Research by Armstrong Watson has highlighted significant challenges facing family-owned and owner-managed construction businesses, as the sector experiences the highest insolvency rates of any UK industry.
With 3,933 construction companies entering insolvency in the 12 months to September 2025, accounting for 17% of all insolvencies (data from The Insolvency Service), the findings of Armstrong Watson’s 2025 Family Owned, Privately Owned and Owner-managed Business Survey provide crucial insights into why so many firms might be struggling to survive.
The survey, which gathered responses from more than 100 construction and property sector businesses, reveals that these companies share many of the same challenges as other industries, but also face distinctive vulnerabilities.
One of the most pressing concerns is cash flow management, with 34% worried about having enough funds to pay outgoings over the next 12 months.
Ed Connell, Restructuring and Insolvency Partner, says: “Delayed payments, slow client certifications, and retentions can starve firms of cash. Most insolvencies are indeed caused by a lack of working capital, not profitability. If limited use is made of cash flow forecasts, it makes planning for dips in cash availability difficult to achieve.”
Ed explains that this is exacerbated as many operate on the finest of margins to win contracts, so even one poorly managed project can push them into losses. The temptation to bid on riskier jobs to keep staff employed, often without adequate cost checks and informal or intuition-based estimating, compounds the problem.
Increased employment costs have also hit the sector, with 58% who have been impacted a great deal (15%), a lot (18%) or a moderate amount (26%), by rises this year in Employer National Insurance Contributions and National Minimum Wage (the rate of which will increase further in 2026 by 6% for 16-17-ywear-olds, 8.5% for 18-20-year-olds, and 4.1% for those aged 21 and over).
External pressures compound these internal challenges. 73% are concerned about inflationary cost pressures, and 39% identify rising costs impacting business viability as their primary three-year growth challenge.
Many are also struggling to recruit, with two-thirds who say they find it difficult to find new employees, with the main barriers being a lack of skilled or suitable candidates (46%) and difficulty finding people to carry out specific roles (28%), highlighting a talent shortage in the industry.
Ed says: “The sector has been particularly hard hit by reduced access to EU labour following Brexit, and generally, the industry struggles to attract young workers due to its image and working conditions. Skilled trades such as bricklaying, plastering, and scaffolding are in high demand but short supply, which drives up wage costs. This is further hampered by IR35, or the off-payroll working rules, which present significant challenges to businesses given the complexity in determining a subcontractor’s employment status and the level of compliance required to be undertaken in reporting this, coupled with the potential financial risk or fines of making the wrong assessment.”

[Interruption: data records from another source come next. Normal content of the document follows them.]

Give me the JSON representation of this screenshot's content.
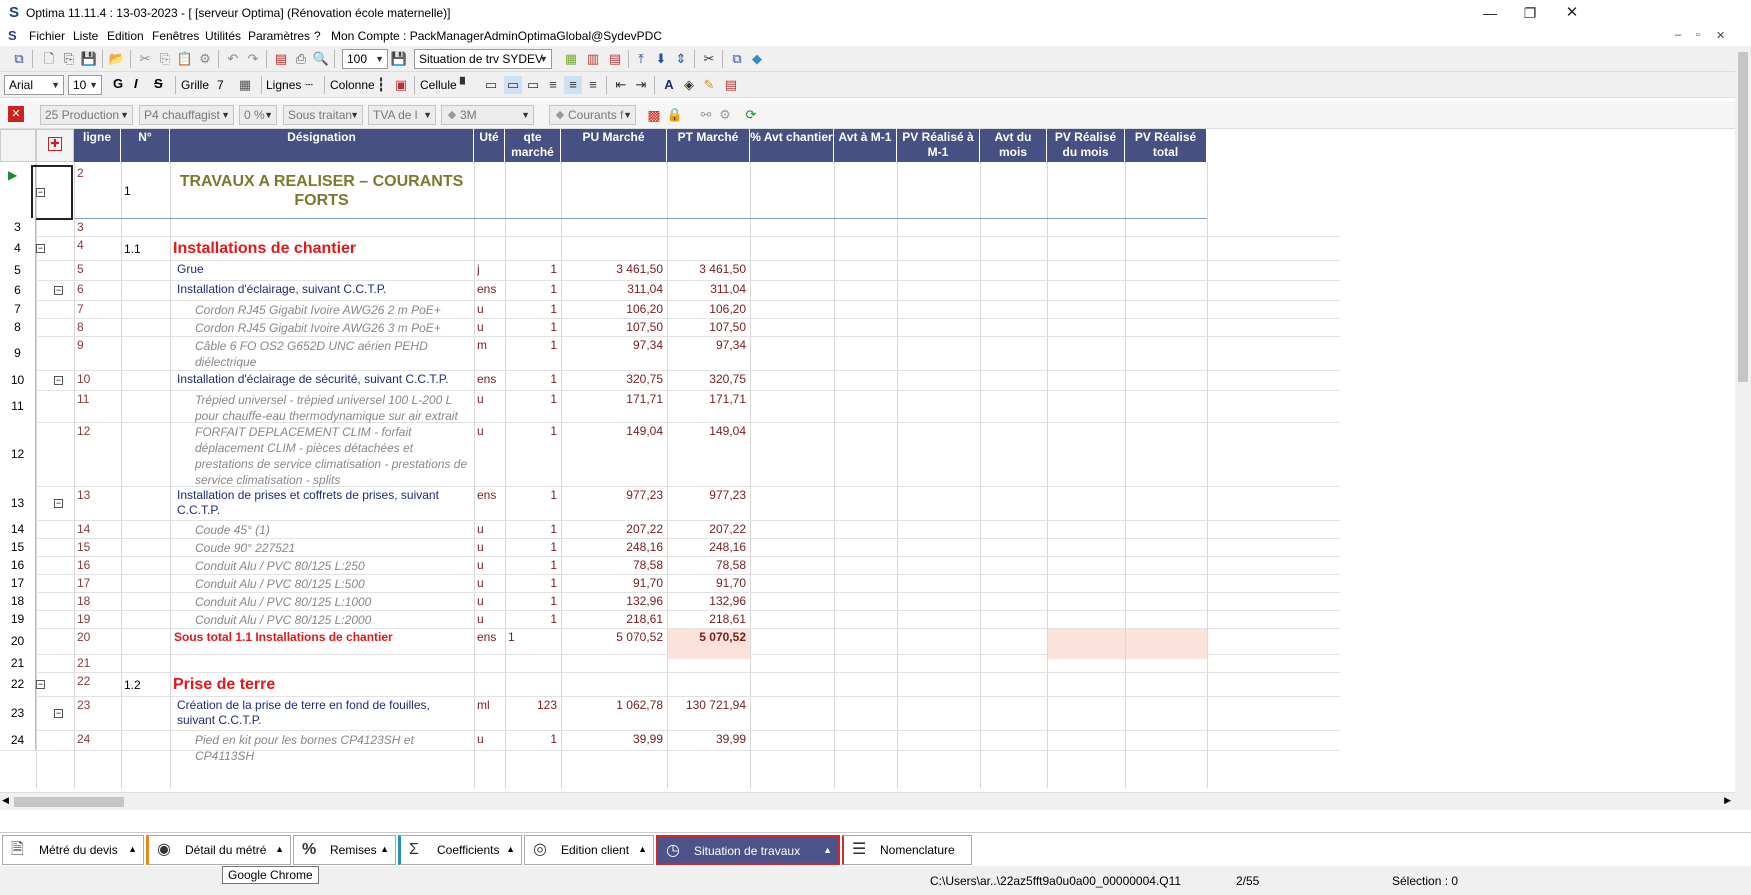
{
  "window": {
    "title": "Optima 11.11.4 : 13-03-2023 - [ [serveur Optima] (Rénovation école maternelle)]",
    "minimize": "—",
    "restore": "❐",
    "close": "✕"
  },
  "menu": {
    "items": [
      "Fichier",
      "Liste",
      "Edition",
      "Fenêtres",
      "Utilités",
      "Paramètres",
      "?"
    ],
    "account": "Mon Compte : PackManagerAdminOptimaGlobal@SydevPDC"
  },
  "toolbar1": {
    "zoom": "100",
    "situation": "Situation de trv  SYDEV"
  },
  "toolbar2": {
    "font": "Arial",
    "size": "10",
    "bold": "G",
    "italic": "I",
    "strike": "S",
    "grille_label": "Grille",
    "grille_value": "7",
    "lignes_label": "Lignes",
    "colonne_label": "Colonne",
    "cellule_label": "Cellule"
  },
  "toolbar3": {
    "production": "25  Production",
    "chauffage": "P4  chauffagist",
    "pct": "0 %",
    "sous_traitant": "Sous traitan",
    "tva": "TVA de l",
    "m3": "3M",
    "courants": "Courants f"
  },
  "columns": [
    "ligne",
    "N°",
    "Désignation",
    "Uté",
    "qte marché",
    "PU Marché",
    "PT Marché",
    "% Avt chantier",
    "Avt à M-1",
    "PV Réalisé à M-1",
    "Avt du mois",
    "PV Réalisé du mois",
    "PV Réalisé total"
  ],
  "rows": [
    {
      "row": "",
      "ligne": "2",
      "num": "1",
      "des": "TRAVAUX A REALISER – COURANTS FORTS",
      "kind": "title",
      "ute": "",
      "qte": "",
      "pu": "",
      "pt": ""
    },
    {
      "row": "3",
      "ligne": "3",
      "num": "",
      "des": "",
      "kind": "blank",
      "ute": "",
      "qte": "",
      "pu": "",
      "pt": ""
    },
    {
      "row": "4",
      "ligne": "4",
      "num": "1.1",
      "des": "Installations de chantier",
      "kind": "h1",
      "ute": "",
      "qte": "",
      "pu": "",
      "pt": ""
    },
    {
      "row": "5",
      "ligne": "5",
      "num": "",
      "des": "Grue",
      "kind": "h2",
      "ute": "j",
      "qte": "1",
      "pu": "3 461,50",
      "pt": "3 461,50"
    },
    {
      "row": "6",
      "ligne": "6",
      "num": "",
      "des": "Installation d'éclairage, suivant C.C.T.P.",
      "kind": "h2",
      "ute": "ens",
      "qte": "1",
      "pu": "311,04",
      "pt": "311,04"
    },
    {
      "row": "7",
      "ligne": "7",
      "num": "",
      "des": "Cordon RJ45 Gigabit Ivoire AWG26 2 m PoE+",
      "kind": "it",
      "ute": "u",
      "qte": "1",
      "pu": "106,20",
      "pt": "106,20"
    },
    {
      "row": "8",
      "ligne": "8",
      "num": "",
      "des": "Cordon RJ45 Gigabit Ivoire AWG26 3 m PoE+",
      "kind": "it",
      "ute": "u",
      "qte": "1",
      "pu": "107,50",
      "pt": "107,50"
    },
    {
      "row": "9",
      "ligne": "9",
      "num": "",
      "des": "Câble 6 FO OS2 G652D UNC aérien PEHD diélectrique",
      "kind": "it",
      "ute": "m",
      "qte": "1",
      "pu": "97,34",
      "pt": "97,34"
    },
    {
      "row": "10",
      "ligne": "10",
      "num": "",
      "des": "Installation d'éclairage de sécurité, suivant C.C.T.P.",
      "kind": "h2",
      "ute": "ens",
      "qte": "1",
      "pu": "320,75",
      "pt": "320,75"
    },
    {
      "row": "11",
      "ligne": "11",
      "num": "",
      "des": "Trépied universel - trépied universel 100 L-200 L pour chauffe-eau thermodynamique sur air extrait",
      "kind": "it",
      "ute": "u",
      "qte": "1",
      "pu": "171,71",
      "pt": "171,71"
    },
    {
      "row": "12",
      "ligne": "12",
      "num": "",
      "des": "FORFAIT DEPLACEMENT CLIM - forfait déplacement CLIM - pièces détachées et prestations de service climatisation - prestations de service climatisation - splits",
      "kind": "it",
      "ute": "u",
      "qte": "1",
      "pu": "149,04",
      "pt": "149,04"
    },
    {
      "row": "13",
      "ligne": "13",
      "num": "",
      "des": "Installation de prises et coffrets de prises, suivant C.C.T.P.",
      "kind": "h2",
      "ute": "ens",
      "qte": "1",
      "pu": "977,23",
      "pt": "977,23"
    },
    {
      "row": "14",
      "ligne": "14",
      "num": "",
      "des": "Coude 45° (1)",
      "kind": "it",
      "ute": "u",
      "qte": "1",
      "pu": "207,22",
      "pt": "207,22"
    },
    {
      "row": "15",
      "ligne": "15",
      "num": "",
      "des": "Coude 90° 227521",
      "kind": "it",
      "ute": "u",
      "qte": "1",
      "pu": "248,16",
      "pt": "248,16"
    },
    {
      "row": "16",
      "ligne": "16",
      "num": "",
      "des": "Conduit Alu / PVC 80/125 L:250",
      "kind": "it",
      "ute": "u",
      "qte": "1",
      "pu": "78,58",
      "pt": "78,58"
    },
    {
      "row": "17",
      "ligne": "17",
      "num": "",
      "des": "Conduit Alu / PVC 80/125 L:500",
      "kind": "it",
      "ute": "u",
      "qte": "1",
      "pu": "91,70",
      "pt": "91,70"
    },
    {
      "row": "18",
      "ligne": "18",
      "num": "",
      "des": "Conduit Alu / PVC 80/125 L:1000",
      "kind": "it",
      "ute": "u",
      "qte": "1",
      "pu": "132,96",
      "pt": "132,96"
    },
    {
      "row": "19",
      "ligne": "19",
      "num": "",
      "des": "Conduit Alu / PVC 80/125 L:2000",
      "kind": "it",
      "ute": "u",
      "qte": "1",
      "pu": "218,61",
      "pt": "218,61"
    },
    {
      "row": "20",
      "ligne": "20",
      "num": "",
      "des": "Sous total 1.1 Installations de chantier",
      "kind": "st",
      "ute": "ens",
      "qte": "1",
      "pu": "5 070,52",
      "pt": "5 070,52"
    },
    {
      "row": "21",
      "ligne": "21",
      "num": "",
      "des": "",
      "kind": "blank",
      "ute": "",
      "qte": "",
      "pu": "",
      "pt": ""
    },
    {
      "row": "22",
      "ligne": "22",
      "num": "1.2",
      "des": "Prise de terre",
      "kind": "h1",
      "ute": "",
      "qte": "",
      "pu": "",
      "pt": ""
    },
    {
      "row": "23",
      "ligne": "23",
      "num": "",
      "des": "Création de la prise de terre en fond de fouilles, suivant C.C.T.P.",
      "kind": "h2",
      "ute": "ml",
      "qte": "123",
      "pu": "1 062,78",
      "pt": "130 721,94"
    },
    {
      "row": "24",
      "ligne": "24",
      "num": "",
      "des": "Pied en kit pour les bornes CP4123SH et CP4113SH",
      "kind": "it",
      "ute": "u",
      "qte": "1",
      "pu": "39,99",
      "pt": "39,99"
    }
  ],
  "tabs": [
    {
      "label": "Métré du devis",
      "icon": "document-icon"
    },
    {
      "label": "Détail du métré",
      "icon": "eye-icon"
    },
    {
      "label": "Remises",
      "icon": "percent-icon"
    },
    {
      "label": "Coefficients",
      "icon": "sigma-icon"
    },
    {
      "label": "Edition client",
      "icon": "user-icon"
    },
    {
      "label": "Situation de travaux",
      "icon": "clock-icon"
    },
    {
      "label": "Nomenclature",
      "icon": "list-icon"
    }
  ],
  "status": {
    "tooltip": "Google Chrome",
    "path": "C:\\Users\\ar..\\22az5fft9a0u0a00_00000004.Q11",
    "page": "2/55",
    "selection": "Sélection : 0"
  },
  "colors": {
    "header_bg": "#465083",
    "active_tab_border": "#d9252a",
    "subtotal_bg": "#fbe3dc",
    "section_red": "#e31818"
  }
}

Construction businesses can also be hit by supply chain disruption – including payment delays from contractors, utility hook-up waiting times, material shortages and adverse weather – which can halt progress and lead to companies carrying fixed costs during periods of inactivity, exacerbating cash flow problems. Meanwhile, compliance with Building Regulations 2010 and associated planning permission regulations, building control, and health and safety rules places a significant burden on smaller firms with limited resources.

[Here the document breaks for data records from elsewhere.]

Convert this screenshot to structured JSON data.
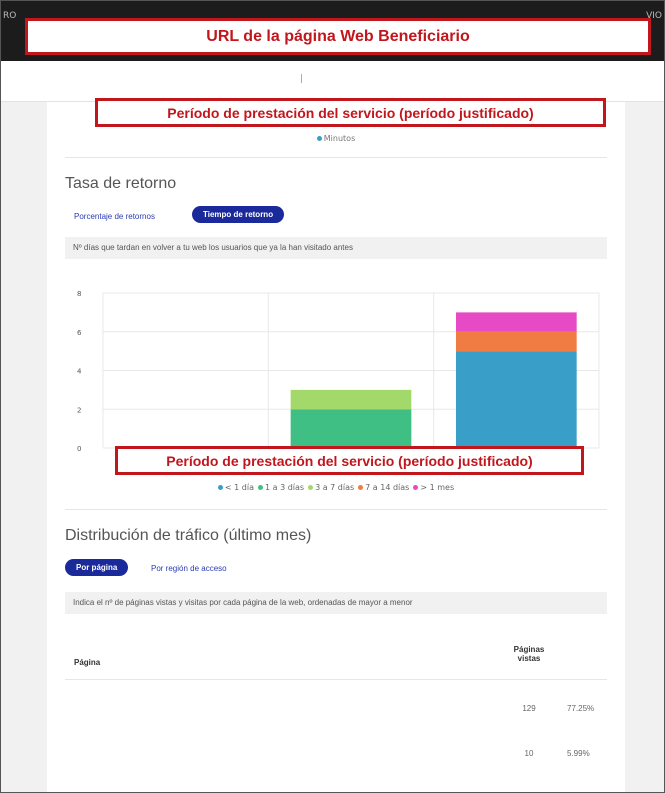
{
  "header": {
    "annotation_url": "URL de la página Web Beneficiario",
    "edge_left": "RO",
    "edge_right": "VIO"
  },
  "annotation_period": "Período de prestación del servicio (período justificado)",
  "minutes_legend": {
    "label": "Minutos",
    "color": "#3a9fc8"
  },
  "return_rate": {
    "title": "Tasa de retorno",
    "tabs": [
      {
        "label": "Porcentaje de retornos",
        "active": false
      },
      {
        "label": "Tiempo de retorno",
        "active": true
      }
    ],
    "description": "Nº días que tardan en volver a tu web los usuarios que ya la han visitado antes"
  },
  "chart_data": {
    "type": "bar",
    "stacked": true,
    "categories": [
      "",
      "",
      ""
    ],
    "series": [
      {
        "name": "< 1 día",
        "color": "#3a9fc8",
        "values": [
          0,
          0,
          5
        ]
      },
      {
        "name": "1 a 3 días",
        "color": "#3fbf84",
        "values": [
          0,
          2,
          0
        ]
      },
      {
        "name": "3 a 7 días",
        "color": "#a3d96a",
        "values": [
          0,
          1,
          0
        ]
      },
      {
        "name": "7 a 14 días",
        "color": "#f07c44",
        "values": [
          0,
          0,
          1
        ]
      },
      {
        "name": "> 1 mes",
        "color": "#e64ac5",
        "values": [
          0,
          0,
          1
        ]
      }
    ],
    "ylim": [
      0,
      8
    ],
    "yticks": [
      "0",
      "2",
      "4",
      "6",
      "8"
    ],
    "grid": true,
    "legend_position": "bottom"
  },
  "traffic": {
    "title": "Distribución de tráfico (último mes)",
    "tabs": [
      {
        "label": "Por página",
        "active": true
      },
      {
        "label": "Por región de acceso",
        "active": false
      }
    ],
    "description": "Indica el nº de páginas vistas y visitas por cada página de la web, ordenadas de mayor a menor",
    "columns": {
      "page": "Página",
      "views_line1": "Páginas",
      "views_line2": "vistas"
    },
    "rows": [
      {
        "page": "",
        "views": "129",
        "percent": "77.25%"
      },
      {
        "page": "",
        "views": "10",
        "percent": "5.99%"
      }
    ]
  }
}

“Latent defects can also be a major risk for construction firms and can compound existing financial stress,” says Ed. “Defects may only come to light after a defects liability period ends, sometimes many years afterwards, which compounds issues around accountability. Defects are likely to involve multiple parties such as contractors, subcontractors and suppliers, and it is likely to be both time-consuming and costly to determine responsibility for the defects, as well as dealing with the actual remediation costs themselves.”

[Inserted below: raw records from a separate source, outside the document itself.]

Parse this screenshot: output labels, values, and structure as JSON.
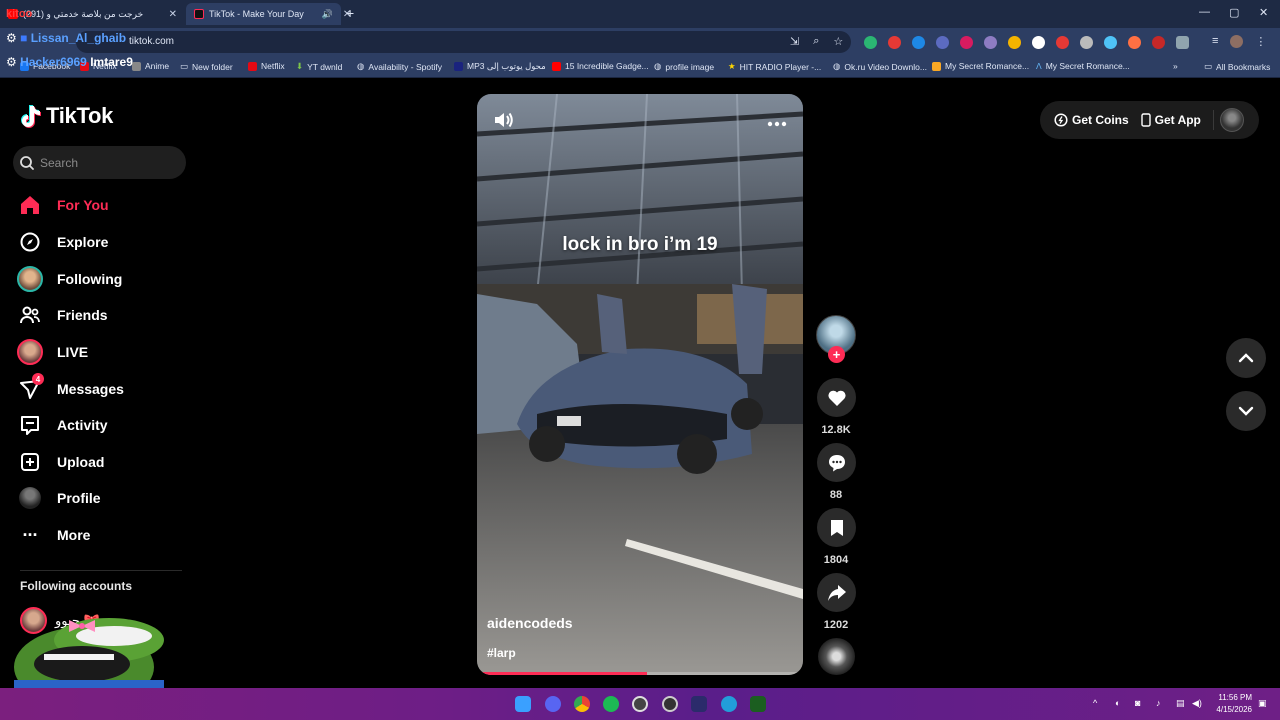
{
  "browser": {
    "tabs": [
      {
        "title": "(291) خرجت من بلاصة خدمتي و",
        "close": "✕"
      },
      {
        "title": "TikTok - Make Your Day",
        "close": "✕"
      }
    ],
    "new_tab": "+",
    "window_controls": [
      "—",
      "▢",
      "✕"
    ],
    "url": "tiktok.com",
    "overlay_names": [
      "Lissan_Al_ghaib",
      "Hacker6969",
      "Imtare9",
      "kitoo"
    ],
    "bookmarks": [
      "Facebook",
      "Netflix",
      "Anime",
      "New folder",
      "Netflix",
      "YT dwnld",
      "Availability - Spotify",
      "MP3 محول يوتوب إلى",
      "15 Incredible Gadge...",
      "profile image",
      "HIT RADIO Player -...",
      "Ok.ru Video Downlo...",
      "My Secret Romance...",
      "My Secret Romance...",
      "All Bookmarks"
    ]
  },
  "tiktok": {
    "logo": "TikTok",
    "search_placeholder": "Search",
    "nav": [
      {
        "label": "For You",
        "icon": "home-icon",
        "active": true
      },
      {
        "label": "Explore",
        "icon": "compass-icon"
      },
      {
        "label": "Following",
        "icon": "following-avatar"
      },
      {
        "label": "Friends",
        "icon": "friends-icon"
      },
      {
        "label": "LIVE",
        "icon": "live-avatar"
      },
      {
        "label": "Messages",
        "icon": "messages-icon",
        "badge": "4"
      },
      {
        "label": "Activity",
        "icon": "activity-icon"
      },
      {
        "label": "Upload",
        "icon": "upload-icon"
      },
      {
        "label": "Profile",
        "icon": "profile-avatar"
      },
      {
        "label": "More",
        "icon": "more-icon"
      }
    ],
    "following_title": "Following accounts",
    "following_accounts": [
      {
        "name": "جيوو 🎀"
      }
    ],
    "top_right": {
      "coins": "Get Coins",
      "app": "Get App"
    },
    "video": {
      "caption_overlay": "lock in bro i’m 19",
      "author": "aidencodeds",
      "hashtag": "#larp",
      "progress": 0.52
    },
    "actions": {
      "likes": "12.8K",
      "comments": "88",
      "saves": "1804",
      "shares": "1202"
    }
  },
  "taskbar": {
    "time": "11:56 PM",
    "date": "4/15/2026"
  },
  "colors": {
    "accent": "#fe2c55",
    "chrome": "#2d3e63",
    "sidebar_bg": "#000000"
  }
}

The survey reveals operational weaknesses, with 39% of construction firms – above the national average of 30% – still relying primarily on manual processes, meaning crucial financial data can quickly become outdated.
When it comes to succession, although 80% of respondents are over 55, 14% haven’t considered their exit plan, while others have not discussed succession plans with the next generation. With 43% intending to pass businesses to family members, this creates a risk that the next generation will be underprepared for the challenges ahead.
Ed adds: “These are challenging times for family-owned construction companies. However, our survey shows that well-run businesses can continue to be profitable and create reserves to fund expansion and invest in the technologies that will improve the operational efficiency of the business.
He explains that business owners should maintain close relationships with their accountant, ensuring timely and accurate management information is available, and consider using an experienced quantity surveyor to ensure contracts are accurately priced and are well managed.
Businesses should also look to improve recruitment and retention strategies to secure skilled labour, have a mix of work to reduce the risk to their business if a client becomes insolvent and stay informed about regulatory changes.